La police admet avoir sous-estimé les menaces de traque dans le meurtre près de Tokyo

La police admet avoir sous-estimé les menaces de traque dans le meurtre près de Tokyo

YOKOHAMA – La police a admis jeudi avoir sous-estimé l'urgence de traque des incidents qui ont précédé le meurtre d'une femme de 20 ans près de Tokyo et n'ont pas pris de mesures suffisantes pour la protéger.

Les résultats de la police préfecturale de Kanagawa ont été libérés à la suite d'une enquête interne sur ses réponses au harcèlement et à d'autres incidents qui leur sont signalés par Asahi Okazaki dans les mois qui ont précédé sa mort. Son ancien petit ami a été inculpé pour meurtre.

« Nous nous excusons profondément pour notre traitement inapproprié des consultations de la femme et de sa famille », a déclaré Kaoru Wada, chef de la police préfecturelle, à une conférence de presse. Il a dit qu'il s'était également excusé directement auprès de la famille de la victime.

La police préfectorale et la National Policy Agency ont déclaré avoir puni 43 fonctionnaires, dont l'AMA et le chef d'un poste de police local à Kawasaki, qui ont été impliqués dans le traitement de l'affaire.

Le corps d'Okazaki a été retrouvé en avril au domicile de Hideyuki Shirai, 28 ans, à Kawasaki, après avoir disparu en décembre dernier. Shirai a été arrêté et inculpé de soupçon de meurtre et de violation de la loi anti-stalking.

Selon l'enquête interne, Okazaki a signalé à un poste de police local à Kawasaki en juin de l'année dernière qu'elle s'est battue avec Shirai, avec qui elle était alors en couple.

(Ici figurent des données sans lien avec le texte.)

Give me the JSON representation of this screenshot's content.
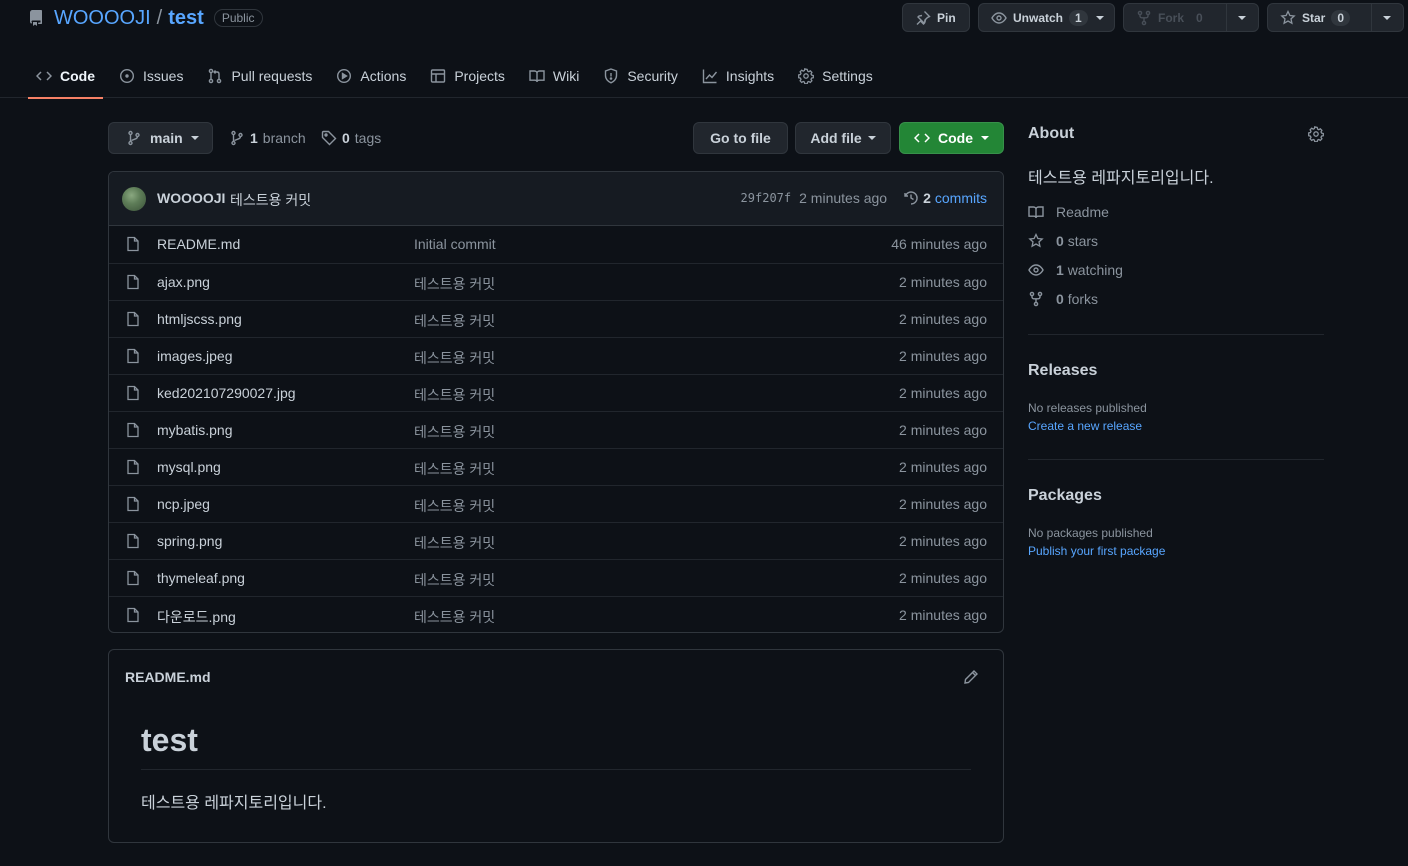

Les agents l'ont classé comme une affaire de violence domestique, mais ont abandonné la question après avoir appris que la relation était terminée.

En décembre, Okazaki a disparu après avoir signalé à la police locale neuf fois qu'elle avait peur par Shirai qui traînait dans sa maison.

Les officiers locaux qui ont répondu ont sous-estimé le danger et l'urgence de l'affaire, ne le reconnaissant pas comme un cas de harcèlement et partagent les informations avec le siège social de la police préfecture, le rapport.

La police locale aurait pu avertir Shirai sur la base de la loi anti-stalking et prendre des mesures pour protéger Okazaki s'ils coordonnés avec le siège social à un stade précoce, selon le rapport.

Après que Okazaki ait disparu, sa famille a signalé la possibilité qu'elle ait été assassinée et a demandé une enquête urgente, mais la police locale n'a pas répondu de manière appropriée, même si Shirai a admis avoir flâné dans sa maison et que son smartphone est resté éteint.

Dans le cadre des efforts visant à prévenir une récidive, la police préfecturelle établira un nouveau poste au siège pour superviser les sections gaspillant les cas de traque et les crimes graves, y compris les meurtres.